PUPILLO DI MARIO CORSO - Solo una settimana di differenza divide Ciocci da Beppe Signori, attaccante che anche lui cresce nelle giovanili dell'Inter, ma su cui i tecnici nerazzurri non riposero fiducia. Massimo, invece, si fa largo nel vivaio della Primavera allenata da una leggenda come Mario Corso.

"Mariolino mi voleva bene, ci faceva lavorare moltissimo sulla tecnica, del resto lui ne aveva ancora tantissima e ci impressionava tutti negli allenamenti. Eravamo un bel gruppo con i vari Pizzi, Rivolta, Minaudo, Mandelli... tutti piccolini, ma rapidi e, appunto, tecnicamente preparati. Con lui abbiamo vinto il Viareggio".

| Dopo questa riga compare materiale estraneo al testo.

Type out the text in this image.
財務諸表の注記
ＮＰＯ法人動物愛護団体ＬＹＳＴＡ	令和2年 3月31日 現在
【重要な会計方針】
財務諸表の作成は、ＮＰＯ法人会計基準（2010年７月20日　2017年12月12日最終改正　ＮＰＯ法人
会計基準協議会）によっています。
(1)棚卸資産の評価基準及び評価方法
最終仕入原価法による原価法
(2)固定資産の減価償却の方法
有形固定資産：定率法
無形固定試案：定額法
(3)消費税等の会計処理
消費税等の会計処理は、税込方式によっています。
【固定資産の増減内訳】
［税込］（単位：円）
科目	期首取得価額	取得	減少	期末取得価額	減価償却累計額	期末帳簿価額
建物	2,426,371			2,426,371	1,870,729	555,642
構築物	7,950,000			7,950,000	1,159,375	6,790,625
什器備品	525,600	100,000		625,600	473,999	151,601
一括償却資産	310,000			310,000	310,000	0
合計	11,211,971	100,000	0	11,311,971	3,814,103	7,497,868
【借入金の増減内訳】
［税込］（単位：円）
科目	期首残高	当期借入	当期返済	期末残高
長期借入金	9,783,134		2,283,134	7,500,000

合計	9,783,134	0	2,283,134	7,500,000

Ed è proprio l'ex ala sinistra di Helenio Herrera, famoso per le punizioni a foglia morta, a promuoverlo in prima squadra, quando nell'85 subentra a Ilario Castagner. Nel ritorno dei quarti di finale di Coppa Italia contro la Roma, Corso deve fare a meno dei sei nazionali già in Messico per il Mondiale e per rimontare il 2-0 incassato all'Olimpico schiera una formazione "green" con Monti (19 anni), Minaudo (19), Cucchi (20) e Pellegrini (20).

Ad un quarto d'ora dalla fine, sul punteggio di 2-1 per i nerazzurri - quando servirebbero ancora due reti per la qualificazione - il tecnico fa esordire Ciocci mandandolo in campo al posto di Fanna. È questa l'ultima partita per Mariolino, in tribuna il presidente Ernesto Pellegrini siede accanto a Giovanni Trapattoni, prossimo all'investitura.

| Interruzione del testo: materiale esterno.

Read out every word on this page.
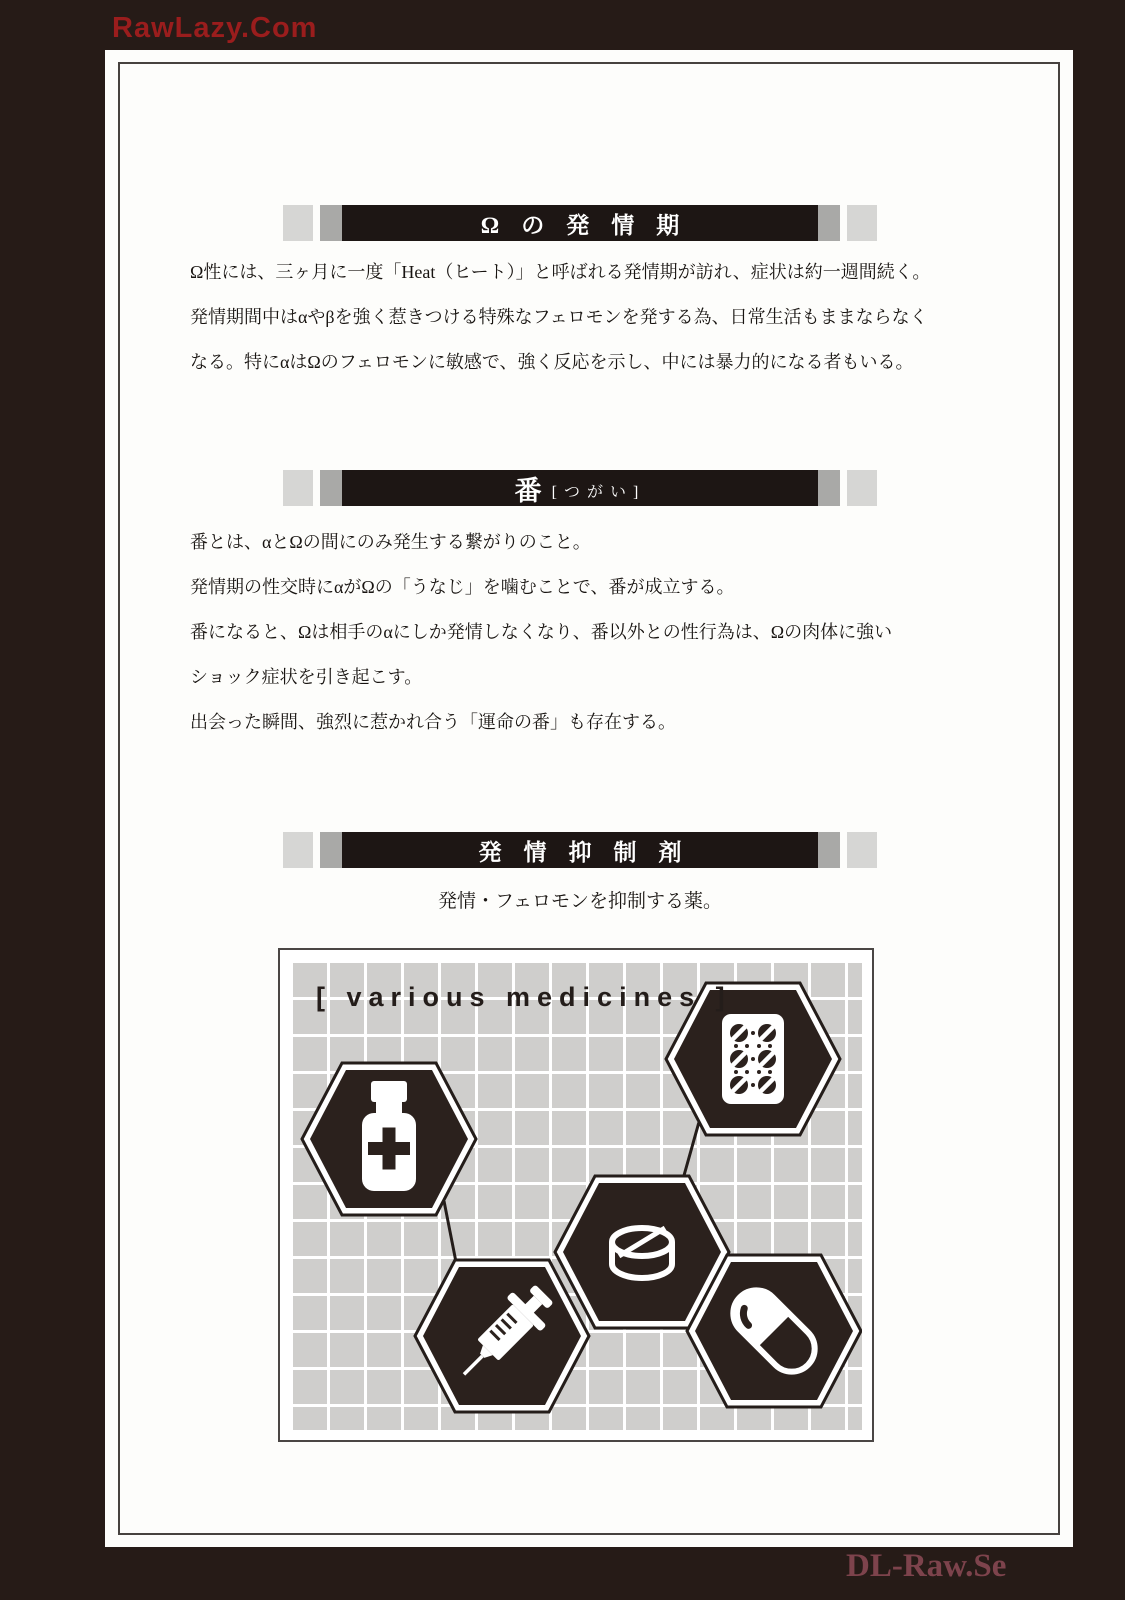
RawLazy.Com
DL-Raw.Se
Ωの発情期
Ω性には、三ヶ月に一度「Heat（ヒート）」と呼ばれる発情期が訪れ、症状は約一週間続く。
発情期間中はαやβを強く惹きつける特殊なフェロモンを発する為、日常生活もままならなく
なる。特にαはΩのフェロモンに敏感で、強く反応を示し、中には暴力的になる者もいる。
番 [つがい]
番とは、αとΩの間にのみ発生する繋がりのこと。
発情期の性交時にαがΩの「うなじ」を噛むことで、番が成立する。
番になると、Ωは相手のαにしか発情しなくなり、番以外との性行為は、Ωの肉体に強い
ショック症状を引き起こす。
出会った瞬間、強烈に惹かれ合う「運命の番」も存在する。
発情抑制剤
発情・フェロモンを抑制する薬。
[ various medicines ]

SOTTO L'ALA DEL TRAP - Nel nuovo allenatore Ciocci trova un secondo padre, Massimo è da tempo lontano dalla famiglia, a soli 14 anni si era trasferito a Milano da Corridonia, paese di quindicimila abitanti in provincia di Macerata che deve il suo nome al suo concittadino Filippo Corridoni, uno dei padri del sindacalismo rivoluzionario.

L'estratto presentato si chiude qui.